Updated: Jan 16
Yes, I was a Smiths fan when younger. Well, I guess I still am but I digress. For this quaint piece of moorland folklore has nothing to do with the iconic Mancunian band and everything to do with an iconic Dartmoor pub. One found on the Postbridge road to Moretonhampstead.
I'm talking about the Warren House Inn, which stands in splendid isolation amongst some of the bleakest countryside seen in Southern England. Nowadays it relies on day-trippers and tourists, and serves a delicious rabbit pie, but once upon a time it was the haunt of tinners from nearby mines.
It must've been a rough old place in those days, yet still an improvement on the inn that used to stand almost opposite, on the other side of the road. That place, known as the New House Inn, saw a man killed in a drunken fight. The landlord testifying in court that his killer was provoked beyond tolerance, the guilty party was sentenced to just three weeks in prison.
A lenient punishment these days but, given how the death penalty for theft had only just been abolished a few years before, incredibly so during the mid-19th century.
In 1845, the New House Inn burnt down and embers from its fire were carried across the road to light the fire of the pub you see now. According to legend, that fire has burnt ever since.
Until recently, it was peat from nearby blanket bogs fuelling the fire. Each night, the remains were buried in hot ashes, which were then uncovered the following morning and stoked back to life with a little kindling and charcoal. Nowadays, the same is said to be done, only with wood from local conifer plantations.
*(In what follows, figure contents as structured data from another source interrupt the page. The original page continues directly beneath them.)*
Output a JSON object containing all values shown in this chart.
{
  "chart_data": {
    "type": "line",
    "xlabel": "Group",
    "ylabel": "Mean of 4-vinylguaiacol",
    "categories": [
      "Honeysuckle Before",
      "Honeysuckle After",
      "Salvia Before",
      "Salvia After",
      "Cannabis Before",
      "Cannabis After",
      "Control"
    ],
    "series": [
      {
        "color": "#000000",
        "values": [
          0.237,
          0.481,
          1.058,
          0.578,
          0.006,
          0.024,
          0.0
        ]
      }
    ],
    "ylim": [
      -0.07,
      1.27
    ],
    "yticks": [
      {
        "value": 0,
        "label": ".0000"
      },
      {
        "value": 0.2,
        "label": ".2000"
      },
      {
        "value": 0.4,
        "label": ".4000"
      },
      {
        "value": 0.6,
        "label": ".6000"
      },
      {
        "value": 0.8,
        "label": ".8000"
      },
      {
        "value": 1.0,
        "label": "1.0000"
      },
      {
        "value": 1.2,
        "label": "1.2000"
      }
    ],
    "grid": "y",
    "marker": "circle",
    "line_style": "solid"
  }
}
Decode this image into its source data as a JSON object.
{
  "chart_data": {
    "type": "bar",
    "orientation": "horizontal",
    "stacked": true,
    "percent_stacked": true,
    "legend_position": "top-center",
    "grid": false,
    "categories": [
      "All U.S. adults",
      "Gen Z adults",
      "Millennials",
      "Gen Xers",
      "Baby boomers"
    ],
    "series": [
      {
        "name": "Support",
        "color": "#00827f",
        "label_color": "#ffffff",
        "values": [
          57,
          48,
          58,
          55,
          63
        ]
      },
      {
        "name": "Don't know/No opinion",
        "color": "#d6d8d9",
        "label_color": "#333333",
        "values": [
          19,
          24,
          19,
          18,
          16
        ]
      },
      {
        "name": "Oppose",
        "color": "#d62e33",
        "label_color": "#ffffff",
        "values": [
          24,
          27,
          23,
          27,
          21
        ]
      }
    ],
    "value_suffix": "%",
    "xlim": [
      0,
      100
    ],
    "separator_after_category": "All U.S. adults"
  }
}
So, the fire has been burning continuously since 1845? Quite a claim and of course utter nonsense!!
For as a local builder said to me, when we spoke at the bar of the Royal Standard, he was pleased the fire wasn't burning during the days he spent repointing its chimney!!
There is another story about the Warren House Inn and it involves a ghost. A friend from Twitter told me that it's haunted by the spirit of a landlord who killed himself during the early twentieth century. I didn't sense anything unusual when visiting last Saturday. Quite the opposite, for the welcome was just warm as the legendary fire. Anyway, I did a little research and found the following tale.
Stephens is a common name locally, and one William Stephens was landlord during the 1920's. At the end of the decade, he took his shotgun into the bar and used it on himself. A verdict of 'suicide during temporary insanity' was returned by the coroner.
But while William's wife Mary moved away shortly afterwards, the tragic landlord has never left the Warren House Inn. Instead, it's claimed his ghost is sometimes seen even now in the bar where he ended his life!